If my outcome variable is count data, people often recommend using some type of poisson regression. I'm struggling to understand why this is the preferred method.

Lets say for this scenario that my mean count is low, so the distribution is skewed and does not look normal.

Given that regression makes no assumptions about the normality of the outcome variable, why does it matter that it is skewed? Why could I not run OLS regression anyway?

If my outcome mean was large the poisson distribution of the variable would look more normal, and I've heard people say in that case OLS with no transformation is acceptable. So there seems to be something special about a low mean count and the skew of the resulting distribution

Is it because the likelihood of a non-normal residual distribution increases with highly positively skewed data, and the reason for using poisson regression is to circumvent that normality violation?

Assuming the residuals are distributed normally, what is the actual problem with modelling (untransformed) count data using OLS regression (barring the decimal predictions)?

## 1 Answer

This is ultimately a somewhat common thing to wonder about generalized linear models with non-normal data (i.e., why can't I just use linear regression), which is more general than the specific case with count data.

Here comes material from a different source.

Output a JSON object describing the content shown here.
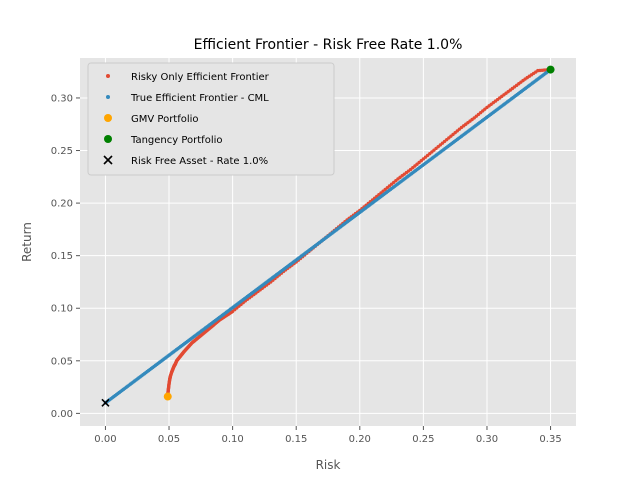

It most commonly comes up when discussing logistic regression. @Kjetil b halvorsen's answer to Goodness of fit and which model to choose linear regression or Poisson contains a lot of good information, but it may be helpful to put the basics in a simpler and more concise form.

1. If the response data are counts, the residuals from an OLS regression cannot be distributed normally, no matter what. A linear (OLS) regression would assume they are, which could cause some problems.
2. The conditional variance of count data almost always changes as a function of the conditional mean. This means that you would have heteroscedasticity. A linear (OLS) regression assumes homoscedasticity, which could cause some problems.
3. The decimal predictions is not really a problem, because the predicted values ($\hat y$s) are supposed to be conditional means, not necessarily values you will observe. Instead, a big problem is that the model will imply negative predicted values for allowable predictor ($X$) values, whether or not they actually exist in your dataset. Note that a negative mean count is nonsensical.

The above is the standard justification for using a generalized linear model (e.g., a Poisson regression or a logistic regression) instead of OLS regression with a non-normal variable. But I've always thought the biggest problem is just that a linear model is the wrong way to think about your data, and that in the end, we are supposed to be thinking about our data and using the model to help us do so.